After all, both agencies are likely to go ahead and proceed toward a master closing--as described below--which would be void unless arena bonds are sold by January 1, 2010 or alternative financing is in place by March 1, 2010.
No injunction yet
"We are not seeking an injunction now because there is no physical construction activity to enjoin," Develop Don't Destroy Brooklyn (DDDB) attorney Jeff Baker said yesterday. "We are not seeking an injunction against the MTA, because even if they do close on the sale, it can be reversed."
"When construction begins or appears imminent, then we will seek an injunction to preserve the status quo and protect our rights," he said.
Yes, but can a community group with relatively little money go up against the government and a major developer with hundreds of millions of dollars at stake--and an urgency to get the arena bonds sold before an end-of-the-year deadline?
"Bonds are normally required if a preliminary injunction is granted," Baker acknowledged. "However, the amount of the bond is at the discretion of the court and of course we would seek a nominal bond that is appropriate.

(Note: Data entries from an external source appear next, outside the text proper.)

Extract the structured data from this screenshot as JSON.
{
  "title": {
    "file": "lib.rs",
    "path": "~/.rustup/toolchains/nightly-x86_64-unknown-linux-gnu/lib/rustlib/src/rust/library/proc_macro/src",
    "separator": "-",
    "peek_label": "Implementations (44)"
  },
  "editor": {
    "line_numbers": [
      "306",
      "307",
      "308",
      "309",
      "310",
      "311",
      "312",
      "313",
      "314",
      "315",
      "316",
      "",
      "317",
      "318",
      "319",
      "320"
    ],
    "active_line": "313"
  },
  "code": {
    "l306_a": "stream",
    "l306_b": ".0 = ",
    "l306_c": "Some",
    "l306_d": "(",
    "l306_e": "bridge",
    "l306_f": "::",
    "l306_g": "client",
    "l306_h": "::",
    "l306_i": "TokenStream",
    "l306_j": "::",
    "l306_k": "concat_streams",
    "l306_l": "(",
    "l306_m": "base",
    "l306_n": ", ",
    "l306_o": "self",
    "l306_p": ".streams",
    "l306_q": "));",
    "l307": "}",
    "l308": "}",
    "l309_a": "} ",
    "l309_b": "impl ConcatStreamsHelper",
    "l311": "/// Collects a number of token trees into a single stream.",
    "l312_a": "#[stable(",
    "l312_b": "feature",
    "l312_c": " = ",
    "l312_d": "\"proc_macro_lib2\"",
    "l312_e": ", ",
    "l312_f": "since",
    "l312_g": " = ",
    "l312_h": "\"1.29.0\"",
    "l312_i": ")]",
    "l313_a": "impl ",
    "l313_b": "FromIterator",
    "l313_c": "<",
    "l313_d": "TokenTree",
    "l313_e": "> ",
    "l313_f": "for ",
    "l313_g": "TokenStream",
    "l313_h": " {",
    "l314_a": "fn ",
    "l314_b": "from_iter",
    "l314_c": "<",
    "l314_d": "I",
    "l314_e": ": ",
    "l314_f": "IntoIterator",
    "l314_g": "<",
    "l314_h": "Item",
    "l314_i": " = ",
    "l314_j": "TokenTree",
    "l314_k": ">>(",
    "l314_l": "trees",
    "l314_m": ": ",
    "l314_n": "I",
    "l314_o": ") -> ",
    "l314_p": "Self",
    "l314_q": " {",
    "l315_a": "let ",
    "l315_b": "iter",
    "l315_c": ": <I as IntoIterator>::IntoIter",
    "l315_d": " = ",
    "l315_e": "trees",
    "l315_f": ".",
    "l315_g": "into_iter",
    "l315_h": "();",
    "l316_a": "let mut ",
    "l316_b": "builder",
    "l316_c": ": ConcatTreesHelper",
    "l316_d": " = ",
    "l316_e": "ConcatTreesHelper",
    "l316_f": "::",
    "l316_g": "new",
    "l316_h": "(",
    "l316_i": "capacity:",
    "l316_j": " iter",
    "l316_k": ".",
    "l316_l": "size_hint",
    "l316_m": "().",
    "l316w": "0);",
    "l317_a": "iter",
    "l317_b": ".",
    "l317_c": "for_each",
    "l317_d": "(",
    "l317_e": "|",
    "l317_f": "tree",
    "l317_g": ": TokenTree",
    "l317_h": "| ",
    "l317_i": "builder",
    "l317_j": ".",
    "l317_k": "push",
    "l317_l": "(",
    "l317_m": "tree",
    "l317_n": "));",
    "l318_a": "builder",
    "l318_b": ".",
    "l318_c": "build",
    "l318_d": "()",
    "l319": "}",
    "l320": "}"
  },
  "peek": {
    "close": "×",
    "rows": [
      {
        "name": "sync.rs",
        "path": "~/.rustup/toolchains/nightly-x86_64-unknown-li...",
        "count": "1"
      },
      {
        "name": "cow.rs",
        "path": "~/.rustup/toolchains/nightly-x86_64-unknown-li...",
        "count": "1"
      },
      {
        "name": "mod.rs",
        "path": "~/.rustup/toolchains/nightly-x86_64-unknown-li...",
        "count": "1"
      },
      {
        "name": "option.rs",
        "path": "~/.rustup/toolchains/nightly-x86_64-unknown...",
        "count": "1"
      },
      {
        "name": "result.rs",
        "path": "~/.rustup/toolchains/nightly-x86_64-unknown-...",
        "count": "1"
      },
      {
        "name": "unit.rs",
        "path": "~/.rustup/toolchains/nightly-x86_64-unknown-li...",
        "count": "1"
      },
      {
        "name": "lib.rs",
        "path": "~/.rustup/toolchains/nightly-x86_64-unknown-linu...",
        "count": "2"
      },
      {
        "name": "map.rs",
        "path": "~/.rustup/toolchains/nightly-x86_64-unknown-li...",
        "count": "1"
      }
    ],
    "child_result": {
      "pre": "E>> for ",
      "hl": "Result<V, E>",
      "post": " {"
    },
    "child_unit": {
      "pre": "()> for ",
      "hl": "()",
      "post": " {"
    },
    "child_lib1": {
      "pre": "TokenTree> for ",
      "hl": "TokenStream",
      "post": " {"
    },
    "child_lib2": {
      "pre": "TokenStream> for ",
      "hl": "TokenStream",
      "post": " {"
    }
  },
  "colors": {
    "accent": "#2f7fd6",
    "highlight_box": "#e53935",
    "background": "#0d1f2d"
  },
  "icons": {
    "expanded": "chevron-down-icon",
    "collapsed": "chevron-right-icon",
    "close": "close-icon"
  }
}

Obviously whether a bond is affordable will depend on what the amount is."
"In and of itself, while the MTA case is pending, it does not stop a closing," Baker said. "However, any parties closing on the properties and any financing proceed at their own risk with knowledge of the pending lawsuits."
In other words, those pending lawsuits might deter some forward progress.
Master Closing timetable
The last page of the MTA summary of its Atlantic Yards deal states:
A master escrow closing is contemplated, at which the executed Arena Block Parcel Sale Agreement, various Easement and Transfer Agreements, the Construction Agreement, Transit Improvement Agreement, Air Rights Transfer Agreement, and Air Rights Development Agreement shall be placed in escrow, together with completed ESDC project documents that are a condition of MTA's proceeding.(Emphasis added)
Escrow shall break upon both (i) the closing of the sale of bonds for the Arena construction or the closing of alternative financing adequate for the Arena construction and (ii) ESDCs vesting of title to the Atlantic Yards Phase 1 condemnation properties, including the property rights needed for the Upgraded Yard.
FCR shall be required to deposit in escrow the $86 million L/C [Letter of Credit] for the Upgraded Yard plus a $20 million L/C for the Arena Block Parcel purchase plus the L/C or insurance policy for environmental remediation work.
The Agreements shall be null and void and the instruments held in escrow returned if either (1) the sale of the Arena bonds does not close before January 1, 2010 and no alternative financing is closed before March 1, 2010; or (ii) the vesting of title for Phase 1 condemnation properties does not occur by the earlier of fifteen months of the sale of the Arena bonds or March 31, 2011.